Thursday, August 09, 2007

Of Codes and Languages - Trans-Roman Alpha

For those who haven't played it, World of Warcraft contains 10 different playable races organized into 2 factions. Each race has its own distinct language, with 1 on each faction known by all races of that faction. Most text spoken by players or other characters in game is in a particular language. If you know that language, it appears in English (or whatever language) exactly as it was typed/said. If you don't know that language, it gets translated into the language of the character that said it, making it unintelligible to you. Besides lending a touch of realism to the game, this also serves as a language barrier to prevent communication between opposing factions.

For example, the following items are spoken by some of the enemies in one instance, in Common - the native language of humans, and, as the name suggests, the common language known by all races on the Alliance:

Common: Andovis ras waldir
English: Release the hounds!

Common: Ras garde hamerung nud nud valesh noth. Hir bur dana bor.
English: The light condemns all who harbor evil. Now you will die.

If you carefully draw a line through a handful of data points, you can get an idea of how this works just from these two examples. Blizzard has created a small (several dozen words) vocabulary for each language - approximately 6 words of each length. When translating text, each word is processed individually; the word is hashed and used to choose a translated word of the same size, in a lossy, many-to-one relationship. An elegant, simple but effective algorithm.
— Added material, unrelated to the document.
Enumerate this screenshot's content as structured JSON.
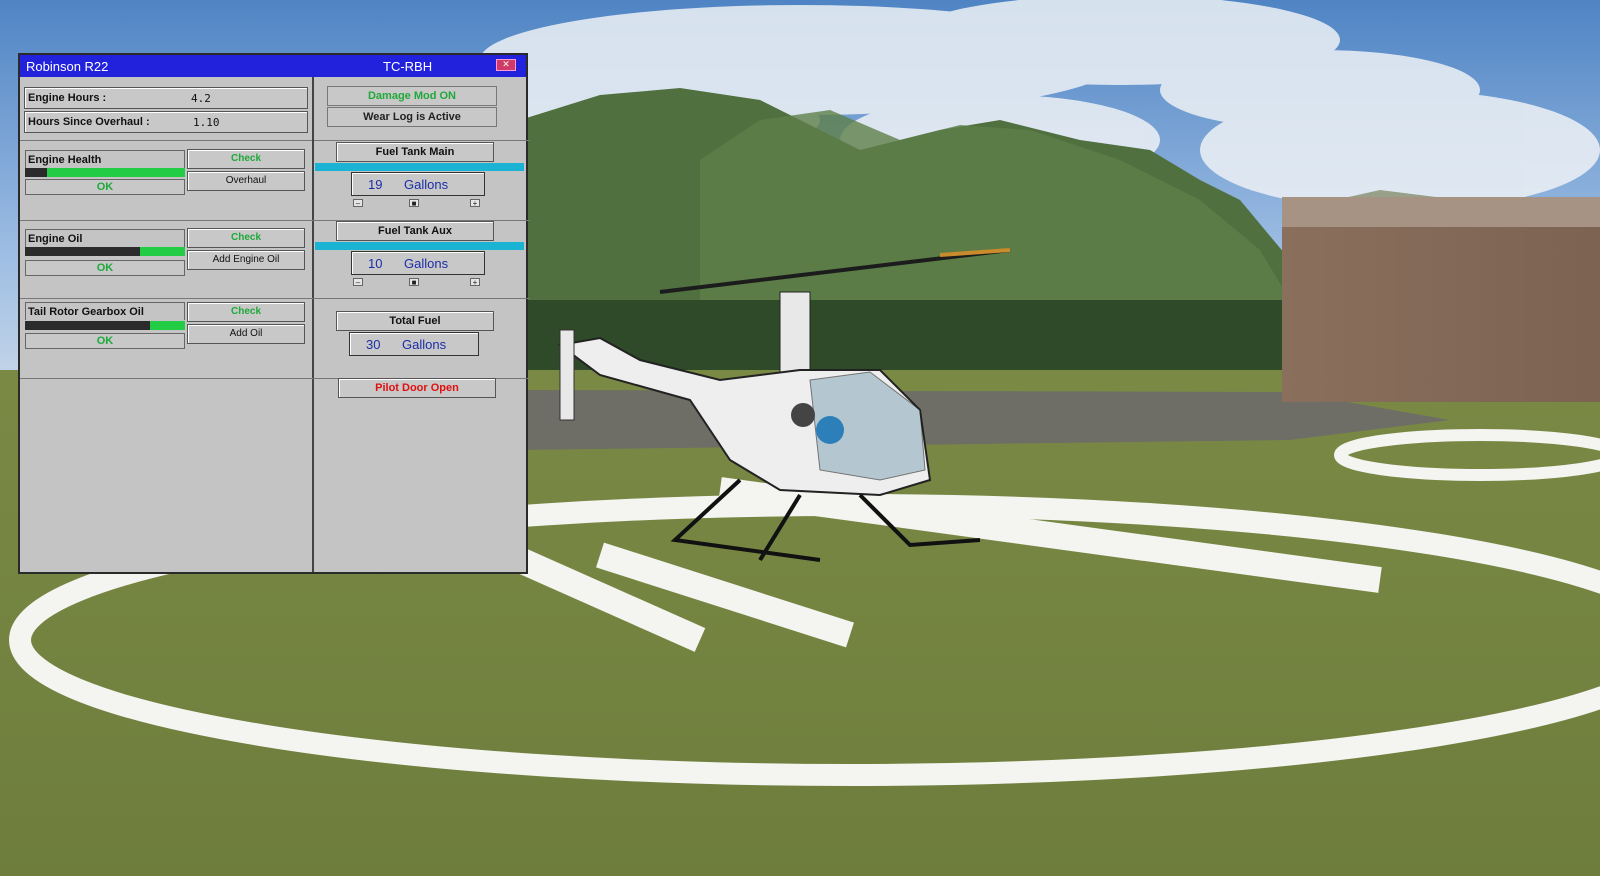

This got me thinking - could you create a coding system such that you could reversibly encode data in something that looks like a foreign language? The point, of course, being to use the fact that it looks like a language as a decoy, while the information is actually in something like an encrypted form.

My first attempt at this was an algorithm I called Trans-Roman Alpha ("trans-Roman" because it used the Roman alphabet). This was an extremely simple algorithm: reversibly convert a word into a numeric form (basically treating it as a base-26 number), then decoding it in an opposite direction, using a different mapping of "digit" to letter. A few other complications were also added in, such as word fusions and splitting to hide the original word lengths. Some familiar phrases, in Trans-Roman Alpha:

"pqr bxq pgy psc dywddw jjf"
"psc dynts bl dytg djp mckgy bzz cy gcxy sdwcn jfydkltd yd htc yn r vy lzt fcypt jc"
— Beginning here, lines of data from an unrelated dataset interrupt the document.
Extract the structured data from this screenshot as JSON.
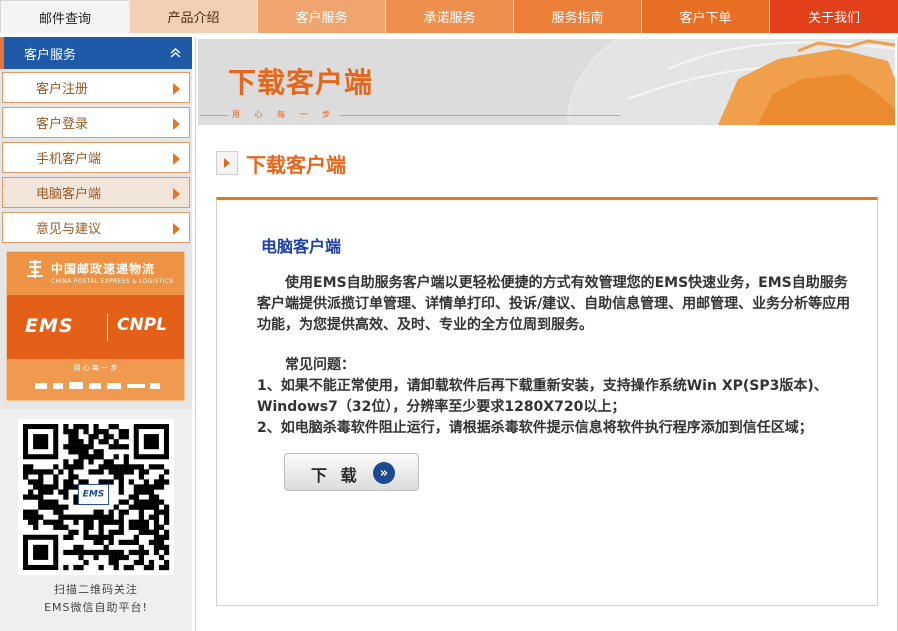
{
  "nav": {
    "tabs": [
      {
        "label": "邮件查询"
      },
      {
        "label": "产品介绍"
      },
      {
        "label": "客户服务"
      },
      {
        "label": "承诺服务"
      },
      {
        "label": "服务指南"
      },
      {
        "label": "客户下单"
      },
      {
        "label": "关于我们"
      }
    ]
  },
  "sidebar": {
    "header": "客户服务",
    "items": [
      {
        "label": "客户注册"
      },
      {
        "label": "客户登录"
      },
      {
        "label": "手机客户端"
      },
      {
        "label": "电脑客户端",
        "active": true
      },
      {
        "label": "意见与建议"
      }
    ],
    "banner": {
      "cn_name": "中国邮政速递物流",
      "en_name": "CHINA POSTAL EXPRESS & LOGISTICS",
      "ems_logo": "EMS",
      "cnpl_logo": "CNPL",
      "slogan": "用 心 每 一 步"
    },
    "qr": {
      "caption_line1": "扫描二维码关注",
      "caption_line2": "EMS微信自助平台!"
    }
  },
  "hero": {
    "title": "下载客户端",
    "slogan": "用 心 每 一 步"
  },
  "main": {
    "page_title": "下载客户端",
    "subtitle": "电脑客户端",
    "intro": "使用EMS自助服务客户端以更轻松便捷的方式有效管理您的EMS快速业务，EMS自助服务客户端提供派揽订单管理、详情单打印、投诉/建议、自助信息管理、用邮管理、业务分析等应用功能，为您提供高效、及时、专业的全方位周到服务。",
    "faq_heading": "常见问题：",
    "faq_1": "1、如果不能正常使用，请卸载软件后再下载重新安装，支持操作系统Win XP(SP3版本)、Windows7（32位），分辨率至少要求1280X720以上；",
    "faq_2": "2、如电脑杀毒软件阻止运行，请根据杀毒软件提示信息将软件执行程序添加到信任区域；",
    "download_label": "下 载"
  },
  "colors": {
    "accent": "#e8661a",
    "nav_blue": "#1e5aa8",
    "title_blue": "#1c3fa8"
  }
}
As you can see, the fact that the algorithm is too dumb to form pronounceable syllables means that the best the algorithm can do is to either work with syllabaries like Hiragana, which represent one syllable in each character, or to use an abjad writing system: a system where only consonants are written. In the latter case, the resulting phrases would be far longer than the source text, making it somewhat impractical.
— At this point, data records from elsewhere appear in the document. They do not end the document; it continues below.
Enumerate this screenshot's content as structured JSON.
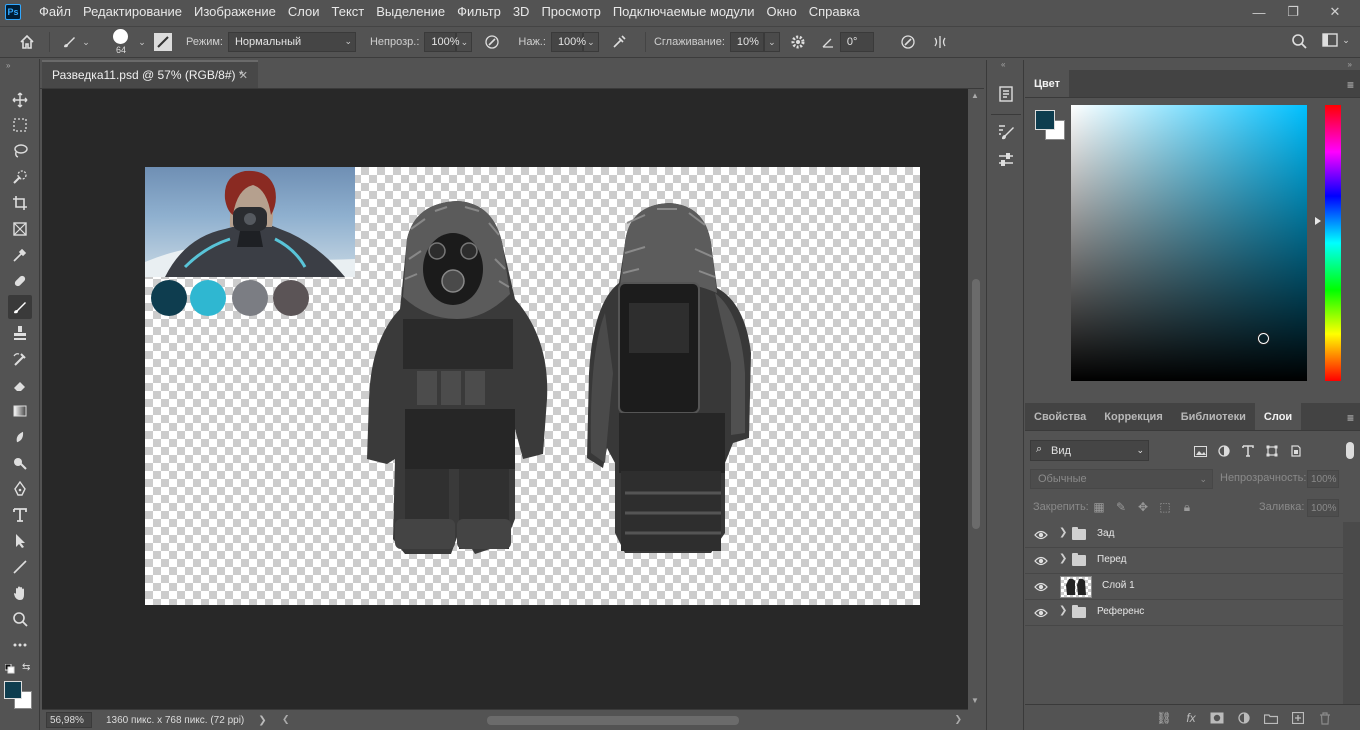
{
  "app": {
    "logo_text": "Ps"
  },
  "menu": [
    "Файл",
    "Редактирование",
    "Изображение",
    "Слои",
    "Текст",
    "Выделение",
    "Фильтр",
    "3D",
    "Просмотр",
    "Подключаемые модули",
    "Окно",
    "Справка"
  ],
  "window_controls": {
    "minimize": "—",
    "restore": "❐",
    "close": "✕"
  },
  "options": {
    "brush_size": "64",
    "mode_label": "Режим:",
    "mode_value": "Нормальный",
    "opacity_label": "Непрозр.:",
    "opacity_value": "100%",
    "flow_label": "Наж.:",
    "flow_value": "100%",
    "smoothing_label": "Сглаживание:",
    "smoothing_value": "10%",
    "angle_value": "0°"
  },
  "document": {
    "tab_title": "Разведка11.psd @ 57% (RGB/8#) *",
    "palette_colors": [
      "#0e3d4f",
      "#2fb7d1",
      "#7b7d83",
      "#5b5456"
    ]
  },
  "status": {
    "zoom": "56,98%",
    "info": "1360 пикс. x 768 пикс. (72 ppi)"
  },
  "color_panel": {
    "tab": "Цвет",
    "fg": "#0e3d4f",
    "bg": "#ffffff"
  },
  "layers_panel": {
    "tabs": [
      "Свойства",
      "Коррекция",
      "Библиотеки",
      "Слои"
    ],
    "active_tab": "Слои",
    "filter_label": "Вид",
    "blend_mode": "Обычные",
    "opacity_label": "Непрозрачность:",
    "opacity_value": "100%",
    "lock_label": "Закрепить:",
    "fill_label": "Заливка:",
    "fill_value": "100%",
    "layers": [
      {
        "name": "Зад",
        "type": "group"
      },
      {
        "name": "Перед",
        "type": "group"
      },
      {
        "name": "Слой 1",
        "type": "pixel"
      },
      {
        "name": "Референс",
        "type": "group"
      }
    ]
  }
}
While use of a syllabary would not have the problem of length (and in fact would be about the best you could do with this algorithm), both it and the abjad solution have a more significant problem: both will generate a fairly even distribution of characters, in a nearly random order. This is entirely unlike real languages, which do not form an even distribution in this regard, nor do they occur in random order (though encryption systems do both). Such a system would be unlikely to hold up to the most basic tests used to identify languages (or at least make a best guess), and so would not be particularly likely to fool anyone knowledgeable about the topic.